The Italian Matchmaker(14)
‘That’s because the divorce has knocked you for six. Claire is a great disappointment. But you’re young. There is still time to marry again and begin a new life. You have come to the right place. Palazzo Montelimone will fill you with inspiration. We are nearly there.’ The road turned sharply round a bend and began to get steeper, appearing narrower in the shadow of the encroaching trees and shrubs. Finally, they forked off to the right. ‘Now we are approaching the gates. We have kept the original ones. They were too beautiful to throw away,’ Romina explained. ‘There! Aren’t they splendid?’
The gates were black and imposing as gates to a magnificent palace should be. His parents had gone to so much trouble he wondered why they hadn’t put in electric gates that opened with the press of a button. He got out to open them and looked up the drive that swept in a graceful curve through an avenue of cypress trees, opening at the end into a pool of bright sunshine. There, in that magical pool of light, stood the palazzo. His mother tooted the horn to hurry him. ‘Do get on, darling. I’m hungry.’
‘I think that’s the loveliest entrance I’ve ever seen,’ he said when he returned to the car.
‘You know, when we saw it for the first time it was nothing but stones and ivy. The garden had taken over, climbing in through the holes and seeding itself in the rooms. Only one of the two towers was left standing. It was so sad. So neglected. It was as if it had given up, abandoning itself to its fate like a beautiful woman crippled by age. I fell in love, Luca.’

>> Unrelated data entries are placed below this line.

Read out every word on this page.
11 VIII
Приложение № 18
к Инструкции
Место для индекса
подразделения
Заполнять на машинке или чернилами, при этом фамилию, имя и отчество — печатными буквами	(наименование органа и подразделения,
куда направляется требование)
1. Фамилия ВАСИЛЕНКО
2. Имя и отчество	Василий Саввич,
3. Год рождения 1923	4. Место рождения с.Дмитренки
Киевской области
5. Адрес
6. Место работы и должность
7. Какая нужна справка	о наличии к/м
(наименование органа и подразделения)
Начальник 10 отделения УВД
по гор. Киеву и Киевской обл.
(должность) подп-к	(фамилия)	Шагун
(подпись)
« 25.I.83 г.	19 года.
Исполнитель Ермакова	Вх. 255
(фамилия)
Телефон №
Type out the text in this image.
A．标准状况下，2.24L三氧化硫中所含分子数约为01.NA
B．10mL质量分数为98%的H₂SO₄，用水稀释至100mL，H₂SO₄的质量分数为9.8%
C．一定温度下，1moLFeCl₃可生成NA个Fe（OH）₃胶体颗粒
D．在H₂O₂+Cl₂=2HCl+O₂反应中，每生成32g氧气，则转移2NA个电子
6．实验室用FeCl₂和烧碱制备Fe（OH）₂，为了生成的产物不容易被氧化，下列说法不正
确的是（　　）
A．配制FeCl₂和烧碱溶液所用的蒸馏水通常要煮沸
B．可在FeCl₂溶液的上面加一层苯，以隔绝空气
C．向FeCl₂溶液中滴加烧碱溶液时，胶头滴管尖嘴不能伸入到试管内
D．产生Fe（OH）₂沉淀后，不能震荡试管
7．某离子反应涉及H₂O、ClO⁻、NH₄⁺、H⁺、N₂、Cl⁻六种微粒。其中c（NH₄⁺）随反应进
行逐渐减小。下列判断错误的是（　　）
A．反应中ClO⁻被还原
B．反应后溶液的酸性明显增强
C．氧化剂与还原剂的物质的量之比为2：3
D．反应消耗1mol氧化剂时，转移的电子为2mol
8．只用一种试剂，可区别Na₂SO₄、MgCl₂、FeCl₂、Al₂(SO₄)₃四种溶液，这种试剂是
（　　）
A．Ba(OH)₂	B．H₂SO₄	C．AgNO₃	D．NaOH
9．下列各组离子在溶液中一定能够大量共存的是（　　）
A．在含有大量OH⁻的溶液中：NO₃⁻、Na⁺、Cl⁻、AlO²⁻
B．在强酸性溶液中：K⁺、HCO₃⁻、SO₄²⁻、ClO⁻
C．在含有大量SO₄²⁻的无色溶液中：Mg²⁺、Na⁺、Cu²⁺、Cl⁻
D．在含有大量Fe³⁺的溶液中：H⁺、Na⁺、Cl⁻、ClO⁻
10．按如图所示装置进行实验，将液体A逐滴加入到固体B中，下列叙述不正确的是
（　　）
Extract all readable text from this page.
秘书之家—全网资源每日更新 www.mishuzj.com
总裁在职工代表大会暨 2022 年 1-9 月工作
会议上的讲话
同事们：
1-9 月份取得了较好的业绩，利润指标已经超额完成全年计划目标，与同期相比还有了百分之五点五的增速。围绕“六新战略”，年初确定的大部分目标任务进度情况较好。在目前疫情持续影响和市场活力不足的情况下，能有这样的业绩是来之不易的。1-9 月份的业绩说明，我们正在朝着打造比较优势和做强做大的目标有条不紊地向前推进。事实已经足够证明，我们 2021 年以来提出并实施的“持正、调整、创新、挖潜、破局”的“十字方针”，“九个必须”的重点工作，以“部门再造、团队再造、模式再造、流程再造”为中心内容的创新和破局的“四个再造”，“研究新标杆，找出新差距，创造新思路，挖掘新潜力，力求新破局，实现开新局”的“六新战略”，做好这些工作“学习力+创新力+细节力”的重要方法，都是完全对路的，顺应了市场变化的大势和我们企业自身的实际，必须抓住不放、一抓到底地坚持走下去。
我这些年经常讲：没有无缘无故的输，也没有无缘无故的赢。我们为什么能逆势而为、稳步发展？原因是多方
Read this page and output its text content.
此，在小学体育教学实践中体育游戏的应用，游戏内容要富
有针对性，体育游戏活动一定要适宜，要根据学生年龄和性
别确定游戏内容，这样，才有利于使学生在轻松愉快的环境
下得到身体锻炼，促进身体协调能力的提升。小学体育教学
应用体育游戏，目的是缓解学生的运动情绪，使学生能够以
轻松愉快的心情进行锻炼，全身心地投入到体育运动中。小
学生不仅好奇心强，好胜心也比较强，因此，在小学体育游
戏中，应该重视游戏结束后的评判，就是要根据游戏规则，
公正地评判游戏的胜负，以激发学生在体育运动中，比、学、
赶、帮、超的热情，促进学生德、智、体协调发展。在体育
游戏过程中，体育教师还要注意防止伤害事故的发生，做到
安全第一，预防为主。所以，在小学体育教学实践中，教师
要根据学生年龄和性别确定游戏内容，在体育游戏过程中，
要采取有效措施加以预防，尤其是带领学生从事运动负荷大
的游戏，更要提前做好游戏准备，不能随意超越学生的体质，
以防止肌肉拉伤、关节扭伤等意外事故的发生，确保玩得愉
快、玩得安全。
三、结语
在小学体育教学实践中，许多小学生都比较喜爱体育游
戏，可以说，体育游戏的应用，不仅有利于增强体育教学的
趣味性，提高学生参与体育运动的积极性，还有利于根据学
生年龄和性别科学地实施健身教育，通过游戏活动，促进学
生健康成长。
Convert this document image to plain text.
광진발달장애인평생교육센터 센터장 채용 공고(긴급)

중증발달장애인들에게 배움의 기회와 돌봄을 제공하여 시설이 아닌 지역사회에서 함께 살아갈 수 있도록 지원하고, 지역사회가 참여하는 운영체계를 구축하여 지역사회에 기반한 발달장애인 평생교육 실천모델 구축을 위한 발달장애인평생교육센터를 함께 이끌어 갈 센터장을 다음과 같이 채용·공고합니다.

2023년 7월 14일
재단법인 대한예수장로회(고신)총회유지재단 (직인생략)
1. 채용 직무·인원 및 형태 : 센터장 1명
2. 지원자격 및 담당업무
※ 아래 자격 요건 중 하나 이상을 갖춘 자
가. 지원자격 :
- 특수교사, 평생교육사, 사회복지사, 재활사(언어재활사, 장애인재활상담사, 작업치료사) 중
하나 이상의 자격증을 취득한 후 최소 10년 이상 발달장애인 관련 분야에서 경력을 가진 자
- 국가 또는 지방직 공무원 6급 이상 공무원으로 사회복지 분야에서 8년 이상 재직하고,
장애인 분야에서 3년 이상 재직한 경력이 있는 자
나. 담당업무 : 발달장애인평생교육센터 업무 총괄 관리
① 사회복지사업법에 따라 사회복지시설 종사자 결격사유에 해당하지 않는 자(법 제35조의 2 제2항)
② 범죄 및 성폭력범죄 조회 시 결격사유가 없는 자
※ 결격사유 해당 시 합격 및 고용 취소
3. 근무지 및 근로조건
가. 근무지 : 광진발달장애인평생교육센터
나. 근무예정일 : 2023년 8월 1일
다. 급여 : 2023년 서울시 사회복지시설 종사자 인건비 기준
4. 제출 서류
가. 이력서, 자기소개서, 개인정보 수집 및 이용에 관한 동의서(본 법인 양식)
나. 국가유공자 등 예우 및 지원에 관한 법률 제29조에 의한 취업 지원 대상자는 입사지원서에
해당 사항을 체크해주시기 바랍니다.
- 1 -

‘How did you find it if the owner didn’t want to sell?’
‘By chance. I was painting a palazzo just outside Sorrento and the lady who owned it mentioned this place. She said that if she had had the money she would have bought it and resurrected it herself. She had beautiful taste, so I was intrigued. I drove here on my own and took a look around. No one was at home. I called your father and told him he had to come and take a look. We were thinking of retiring to Italy anyway. I knew this would be an incredible project for both of us. Having worked for other people all our lives, what fun to work for ourselves!’
Romina parked the car on the gravel in front of the palazzo. The building was of the same sand-coloured stone as the town. The windows were capped with ornate baroque pediments and opened on to ornamental iron balconies. Heavy brickwork gave way to plaster on the first and second floors and the roof was covered with pink tiles, rising into two magnificent towers. It stood nestled among lofty pine trees and inky green cypresses. ‘Come, darling. Let me show you inside.’
The door was vast and arched and made of old oak. Within it was a smaller door that opened into a hall of large square flagstones. ‘These stones are the original ones,’ said Romina, leading him through into a pretty courtyard. ‘I scraped my foot over moss and grass to find them underneath. What a find!’ In the centre of the courtyard was a stone fountain where the trickling sound of water was gentle and constant. Against the walls between the windows, were lemon trees in large terracotta pots. The floor was a mosaic of smooth round pebbles and flat square stones. The effect was stunning. Luca wasn’t surprised. His mother might be eccentric but she had a sharp intelligence and enormous talent when it came to aesthetics.
In the main body of the house, the rooms had tall ceilings, bold mouldings and walls painted in the original colours of pale blue, duck-egg grey and dusty pink. ‘I wanted to return it to its former glory,’ Romina explained, gesticulating at the antique tapestries and marble fireplaces. ‘We kept everything we could from the original building. It represents two years’ work. Your father and I have poured our souls into it, not to mention a great deal of money. Now, where is he?’
Luca followed his mother into a drawing-room where French doors opened out onto a terrace overlooking the gardens. He was surprised to find an old man in a three-piece tweed suit reading The Times. He looked up over his spectacles and nodded formally. ‘This is my son, Caradoc,’ said Romina, her wide trousers billowing as she glided over to him. ‘And this, Luca, is our dear friend Professor Caradoc Macausland.’ The professor extended a bony hand, so twisted with arthritis that it resembled a claw.
‘Please don’t consider me rude for not getting up to greet you, young man,’ he explained in his clipped 1950s English accent. ‘I walk with a stick and it seems to have walked off without me! Must be that charming girl.’
‘Ventura,’ said Romina with a melodramatic sigh. ‘She thinks she’s being helpful leaning it against a wall way out of reach.’